Don't I always save dessert for last? I don't want to repeat my Volpe Gala freakout about Pape, but...JSU and I were, blogwise, kind of discussing performances that are almost unnarguably good vs. performances that really slap you around. Pape, in his heartbreaking monologue [must think fast...will sound repetitive if I say he broke my...] truly sprained my liver. Fuck, that didn't work out at all. Um, he made me sad, and anxious, and lonely, and all of this was welcome, because if that aria is done right, that's how you're supposed to feel, for a few minutes. Jesus Christ I can't wait for his Wotan, whenever that happens.

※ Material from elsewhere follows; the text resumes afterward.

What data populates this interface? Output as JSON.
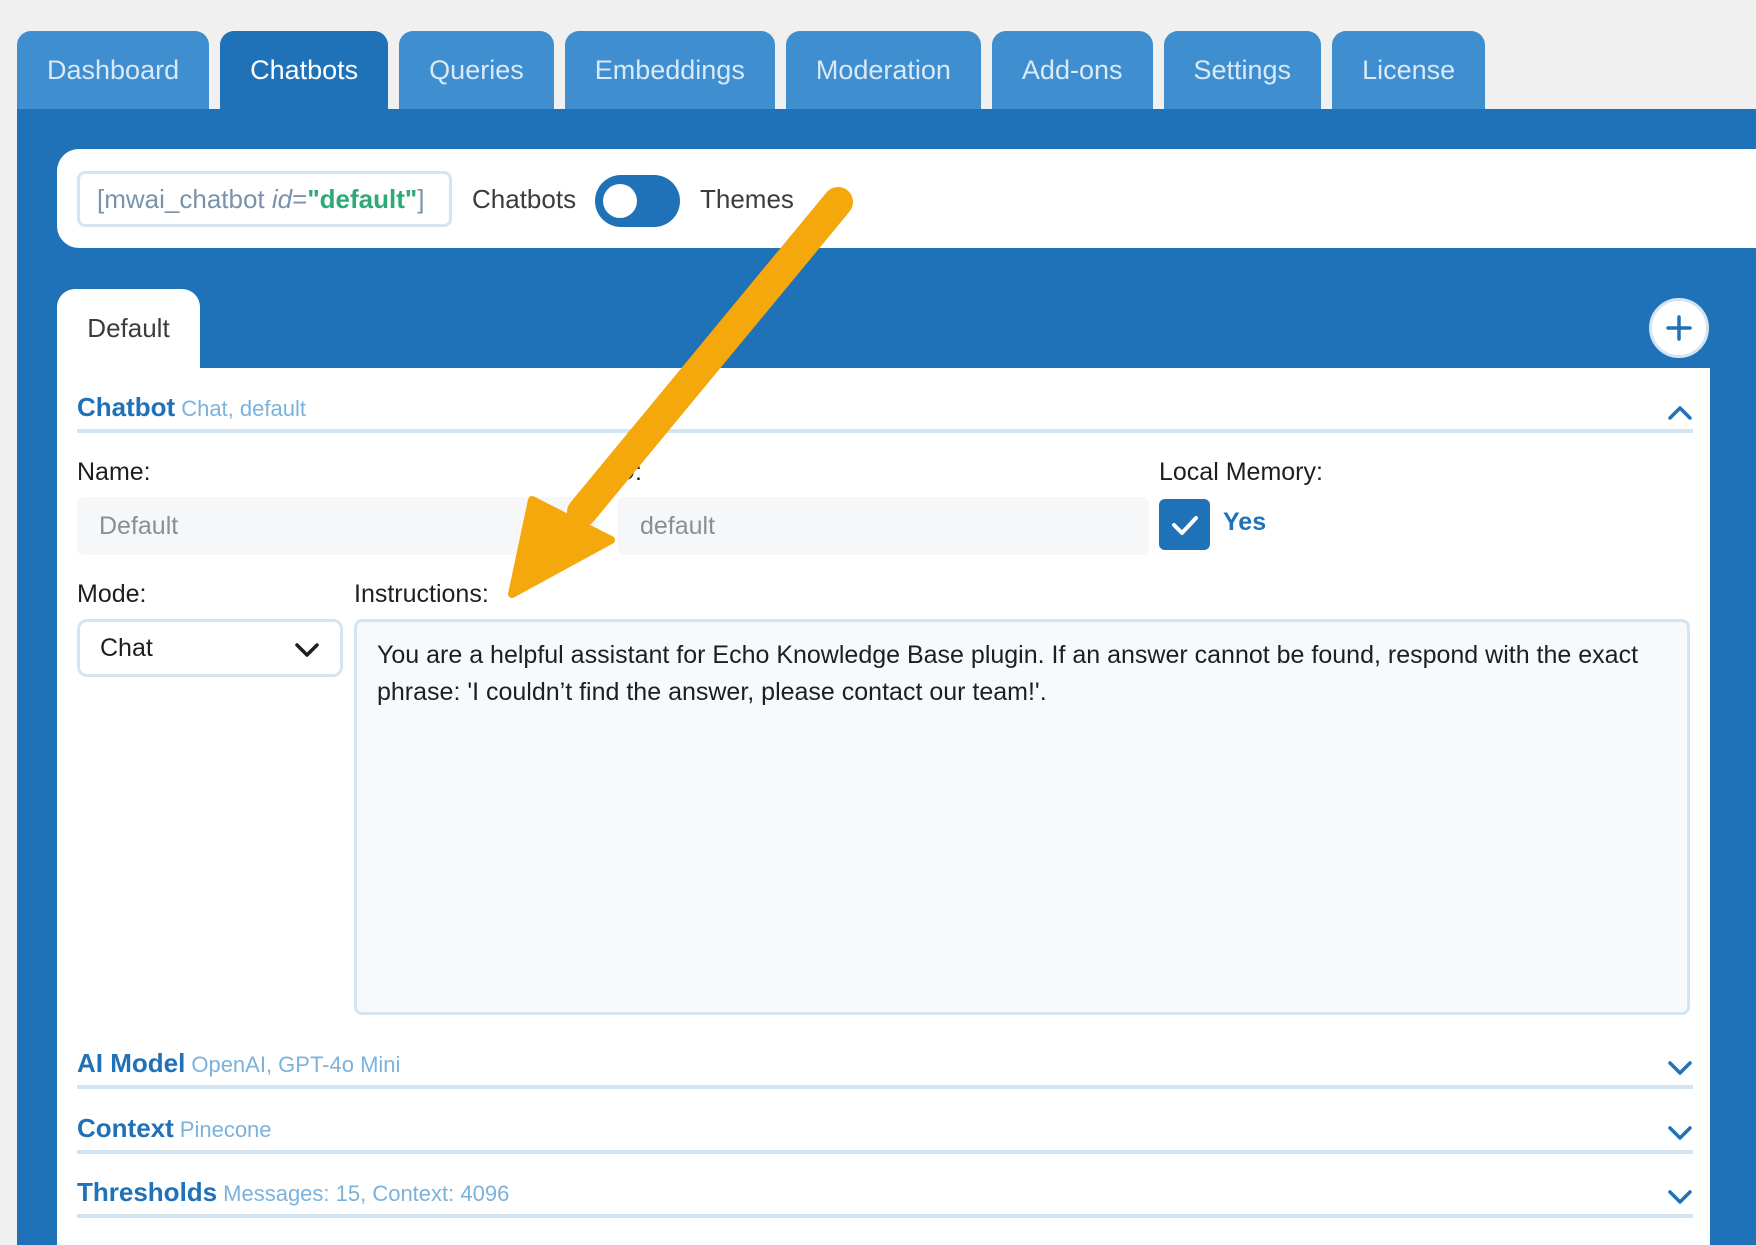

One of the most complimentary things I ever say about a piece of singing I will say here: breathing stopped being and automated process somewhere during his account of Ella/Dormiro. (Which one was next? Inhale or exhale?) Why are all these attempted compliments making it sound like he gave me a panic attack? Not sure, but Chalky corroborates the effect over at marginalia.
But see, you could totally go to Rosa Mexicana until 10 or so, have a late dinner, and then go in and hear that part, and Ramey's perfect cameo as The Old Mean Religious Dude who is So Old He Justifiably Sounds Like That, and Racette's meticulous "Tu che le vanita" and then the stupid scene that doesn't make any sense and then enjoy the curtain calls.
And that's that until Boheme on the 5th, unless I sneak out and go to Idomeneo beforehand.